Their findings are based on data from a study which began in 1995 with some 3,000 test subjects between the ages of 14 and 24 who lived in Munich. A follow-up study was conducted four years later, involving about two-thirds of the original test participants.

The test involved non-smokers as well as "occasional smokers" along with "non-depending regular smokers" and also hard-core "addicted smokers."

The non-smokers had the lowest rate (less than 15 per cent) of what the scientists call "suicide ideation" - that is, having made plans to kill oneself and/or having seriously wanted to die for a period of at least two weeks.

The rate was around 20 per cent among occasional and non-dependent smokers. However, nearly a third or 30 per cent of smoking addicts had experienced suicidal ideation.

"Nicotine dependence increased the risk for new onset of suicide ideation," the authors wrote. "And prior regular previous smoking term and nicotine dependence increased also the risk for onset of suicide attempts."

Nearly 70 individuals had actually made suicide attempts.

But the researchers pointed out that none of the participants in the study had actually killed themselves.

The experts said none of the test participants had had a history of alcohol or drug abuse, nor had any of them had a history of clinical chronic depression.

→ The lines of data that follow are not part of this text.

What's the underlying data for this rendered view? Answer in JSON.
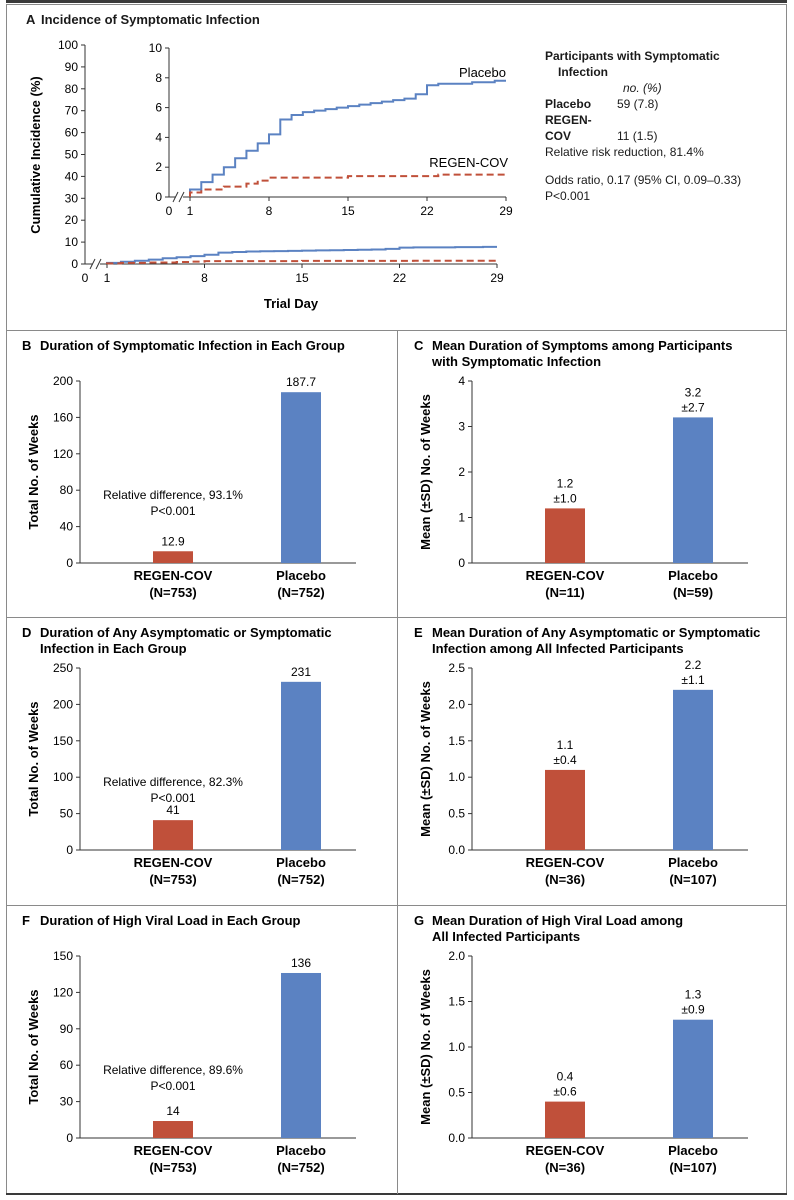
{
  "colors": {
    "regen": "#c0503a",
    "placebo": "#5b82c2",
    "axis": "#333333"
  },
  "panelA": {
    "letter": "A",
    "title": "Incidence of Symptomatic Infection",
    "legend": {
      "heading1": "Participants with Symptomatic",
      "heading2": "Infection",
      "col_header": "no. (%)",
      "placebo_label": "Placebo",
      "placebo_value": "59 (7.8)",
      "regen_label": "REGEN-COV",
      "regen_value": "11 (1.5)",
      "rrr": "Relative risk reduction, 81.4%",
      "odds": "Odds ratio, 0.17 (95% CI, 0.09–0.33)",
      "p": "P<0.001"
    }
  },
  "chart_data": [
    {
      "id": "A",
      "type": "line",
      "title": "Incidence of Symptomatic Infection",
      "xlabel": "Trial Day",
      "ylabel": "Cumulative Incidence (%)",
      "xlim": [
        0,
        29
      ],
      "ylim": [
        0,
        100
      ],
      "xticks": [
        "0",
        "1",
        "8",
        "15",
        "22",
        "29"
      ],
      "yticks": [
        "0",
        "10",
        "20",
        "30",
        "40",
        "50",
        "60",
        "70",
        "80",
        "90",
        "100"
      ],
      "series": [
        {
          "name": "Placebo",
          "x": [
            1,
            2,
            3,
            4,
            5,
            6,
            7,
            8,
            9,
            10,
            11,
            12,
            13,
            14,
            15,
            16,
            17,
            18,
            19,
            20,
            21,
            22,
            23,
            24,
            25,
            26,
            27,
            28,
            29
          ],
          "y": [
            0.5,
            1.0,
            1.5,
            2.0,
            2.6,
            3.1,
            3.6,
            4.2,
            5.2,
            5.5,
            5.7,
            5.8,
            5.9,
            6.0,
            6.1,
            6.2,
            6.3,
            6.4,
            6.5,
            6.6,
            6.9,
            7.5,
            7.6,
            7.6,
            7.6,
            7.7,
            7.7,
            7.8,
            7.8
          ]
        },
        {
          "name": "REGEN-COV",
          "x": [
            1,
            2,
            3,
            4,
            5,
            6,
            7,
            8,
            9,
            10,
            11,
            12,
            13,
            14,
            15,
            16,
            17,
            18,
            19,
            20,
            21,
            22,
            23,
            24,
            25,
            26,
            27,
            28,
            29
          ],
          "y": [
            0.3,
            0.5,
            0.5,
            0.7,
            0.7,
            0.9,
            1.1,
            1.3,
            1.3,
            1.3,
            1.3,
            1.3,
            1.3,
            1.3,
            1.4,
            1.4,
            1.4,
            1.4,
            1.4,
            1.4,
            1.4,
            1.4,
            1.5,
            1.5,
            1.5,
            1.5,
            1.5,
            1.5,
            1.5
          ]
        }
      ],
      "inset": {
        "ylim": [
          0,
          10
        ],
        "yticks": [
          "0",
          "2",
          "4",
          "6",
          "8",
          "10"
        ],
        "xticks": [
          "0",
          "1",
          "8",
          "15",
          "22",
          "29"
        ]
      },
      "labels": {
        "placebo": "Placebo",
        "regen": "REGEN-COV"
      }
    },
    {
      "id": "B",
      "type": "bar",
      "letter": "B",
      "title": [
        "Duration of Symptomatic Infection in Each Group"
      ],
      "ylabel": "Total No. of Weeks",
      "ylim": [
        0,
        200
      ],
      "yticks": [
        0,
        40,
        80,
        120,
        160,
        200
      ],
      "categories": [
        [
          "REGEN-COV",
          "(N=753)"
        ],
        [
          "Placebo",
          "(N=752)"
        ]
      ],
      "values": [
        12.9,
        187.7
      ],
      "value_labels": [
        [
          "12.9"
        ],
        [
          "187.7"
        ]
      ],
      "annotation": [
        "Relative difference, 93.1%",
        "P<0.001"
      ]
    },
    {
      "id": "C",
      "type": "bar",
      "letter": "C",
      "title": [
        "Mean Duration of Symptoms among Participants",
        "with Symptomatic Infection"
      ],
      "ylabel": "Mean (±SD) No. of Weeks",
      "ylim": [
        0,
        4
      ],
      "yticks": [
        0,
        1,
        2,
        3,
        4
      ],
      "categories": [
        [
          "REGEN-COV",
          "(N=11)"
        ],
        [
          "Placebo",
          "(N=59)"
        ]
      ],
      "values": [
        1.2,
        3.2
      ],
      "value_labels": [
        [
          "1.2",
          "±1.0"
        ],
        [
          "3.2",
          "±2.7"
        ]
      ]
    },
    {
      "id": "D",
      "type": "bar",
      "letter": "D",
      "title": [
        "Duration of Any Asymptomatic or Symptomatic",
        "Infection in Each Group"
      ],
      "ylabel": "Total No. of Weeks",
      "ylim": [
        0,
        250
      ],
      "yticks": [
        0,
        50,
        100,
        150,
        200,
        250
      ],
      "categories": [
        [
          "REGEN-COV",
          "(N=753)"
        ],
        [
          "Placebo",
          "(N=752)"
        ]
      ],
      "values": [
        41,
        231
      ],
      "value_labels": [
        [
          "41"
        ],
        [
          "231"
        ]
      ],
      "annotation": [
        "Relative difference, 82.3%",
        "P<0.001"
      ]
    },
    {
      "id": "E",
      "type": "bar",
      "letter": "E",
      "title": [
        "Mean Duration of Any Asymptomatic or Symptomatic",
        "Infection among All Infected Participants"
      ],
      "ylabel": "Mean (±SD) No. of Weeks",
      "ylim": [
        0,
        2.5
      ],
      "yticks": [
        "0.0",
        "0.5",
        "1.0",
        "1.5",
        "2.0",
        "2.5"
      ],
      "categories": [
        [
          "REGEN-COV",
          "(N=36)"
        ],
        [
          "Placebo",
          "(N=107)"
        ]
      ],
      "values": [
        1.1,
        2.2
      ],
      "value_labels": [
        [
          "1.1",
          "±0.4"
        ],
        [
          "2.2",
          "±1.1"
        ]
      ]
    },
    {
      "id": "F",
      "type": "bar",
      "letter": "F",
      "title": [
        "Duration of High Viral Load in Each Group"
      ],
      "ylabel": "Total No. of Weeks",
      "ylim": [
        0,
        150
      ],
      "yticks": [
        0,
        30,
        60,
        90,
        120,
        150
      ],
      "categories": [
        [
          "REGEN-COV",
          "(N=753)"
        ],
        [
          "Placebo",
          "(N=752)"
        ]
      ],
      "values": [
        14,
        136
      ],
      "value_labels": [
        [
          "14"
        ],
        [
          "136"
        ]
      ],
      "annotation": [
        "Relative difference, 89.6%",
        "P<0.001"
      ]
    },
    {
      "id": "G",
      "type": "bar",
      "letter": "G",
      "title": [
        "Mean Duration of High Viral Load among",
        "All Infected Participants"
      ],
      "ylabel": "Mean (±SD) No. of Weeks",
      "ylim": [
        0,
        2.0
      ],
      "yticks": [
        "0.0",
        "0.5",
        "1.0",
        "1.5",
        "2.0"
      ],
      "categories": [
        [
          "REGEN-COV",
          "(N=36)"
        ],
        [
          "Placebo",
          "(N=107)"
        ]
      ],
      "values": [
        0.4,
        1.3
      ],
      "value_labels": [
        [
          "0.4",
          "±0.6"
        ],
        [
          "1.3",
          "±0.9"
        ]
      ]
    }
  ]
}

"The presence of associations between prior previous smoking and subsequent suicidality , in concert with the lack of associations between prior suicidality and subsequent previous smoking suggests the existence of an independent pathway from previous smoking to suicidality ," they wrote.

In other words, the more one smokes, the more probable one is to have suicidal thoughts or "suicidal ideation" as the psychiatrists call it.

The experts cautioned that the study involved only a limited age group - 14 to 24 years of age - and that much more study is needed.